Спуститься вниз предельно быстро позволяла одна из опорных балок, поддерживающих балкон. Придерживаясь за нее рукой, я соскользнул по этой направляющей на каменное основание пола, и наперерез дороги стремительно кинулся к входу в Диспетчерскую. Нельзя было позволить закрыть вход, а потому столь откровенная наглость имела свое оправдание. Но я ошибся в другом, а именно, что самоуверенно решил перезарядить Ракетницу прямо на бегу. Это отвлекло мое внимание, и все же справившись с процедурой перезарядки, я на какое-то мгновение позже заметил приоткрывающееся окно. Пути назад уже не было, к тому же, дверь, открывающаяся мне навстречу, позволяла попасть внутрь, лишь преодолев пространство между ней и окнами.

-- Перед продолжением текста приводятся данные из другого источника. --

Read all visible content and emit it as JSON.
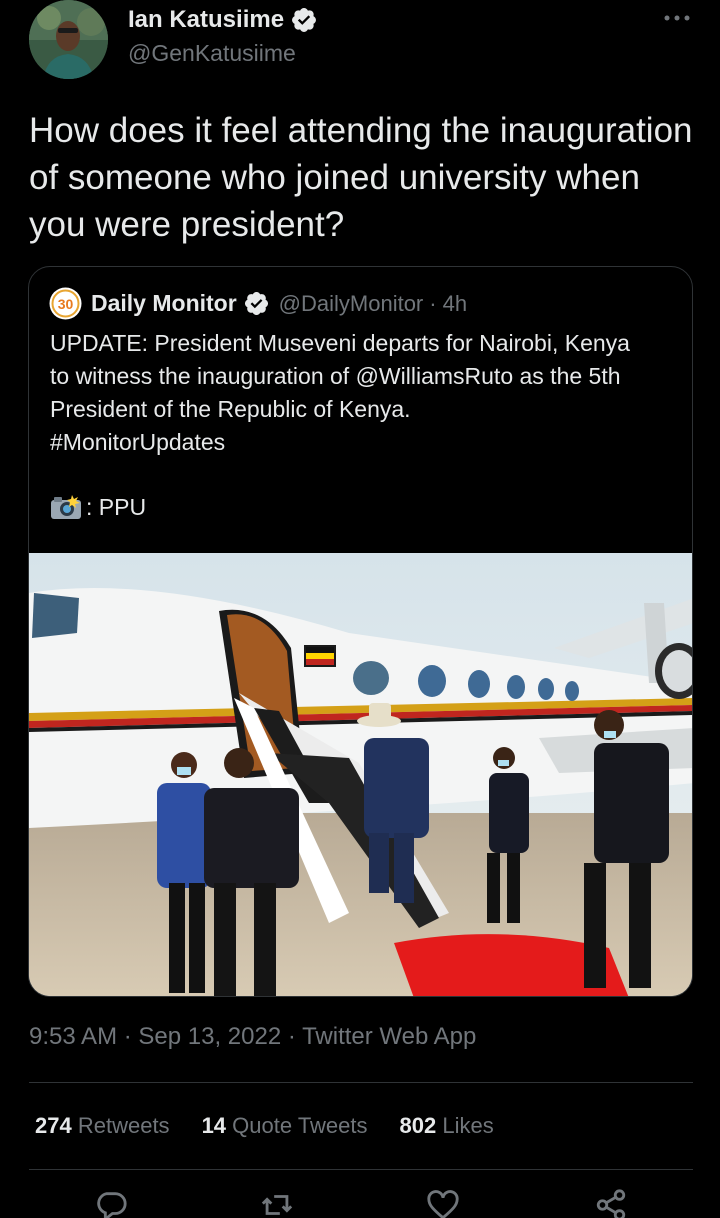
{
  "author": {
    "name": "Ian Katusiime",
    "handle": "@GenKatusiime"
  },
  "tweet": {
    "text": "How does it feel attending the inauguration of someone who joined university when you were president?"
  },
  "quoted": {
    "name": "Daily Monitor",
    "handle": "@DailyMonitor",
    "separator": "·",
    "time": "4h",
    "logo_text": "30",
    "body_lines": [
      "UPDATE: President Museveni departs for Nairobi, Kenya",
      "to witness the inauguration of @WilliamsRuto as the 5th",
      "President of the Republic of Kenya.",
      "#MonitorUpdates"
    ],
    "credit": ": PPU"
  },
  "meta": {
    "line": "9:53 AM · Sep 13, 2022 · Twitter Web App"
  },
  "stats": [
    {
      "count": "274",
      "label": "Retweets"
    },
    {
      "count": "14",
      "label": "Quote Tweets"
    },
    {
      "count": "802",
      "label": "Likes"
    }
  ],
  "colors": {
    "background": "#000000",
    "text": "#e7e9ea",
    "secondary": "#71767b",
    "border": "#2f3336",
    "verified": "#e7e9ea"
  },
  "icons": [
    "more-icon",
    "verified-icon",
    "camera-icon",
    "reply-icon",
    "retweet-icon",
    "like-icon",
    "share-icon"
  ]
}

Как и следовало ожидать, в щели приоткрытого окна появился ствол плазмера, и неприятелю оставалось лишь поймать меня в прицел. Поэтому в данной ситуации снаряженная Ракетница оказалась под рукой чрезвычайно своевременно. Я выстрелил на бегу, поэтому на особую точность и не претендовал, но в мою задачу как раз и не входило, чтобы ракета попала внутрь Аппаратной. Тех осколков и кинетической энергии взрыва, что зайдут в окно рикошетом от стены перед ним, должно с лихвой хватить, чтобы сбить стрелку прицел надолго, если не навсегда.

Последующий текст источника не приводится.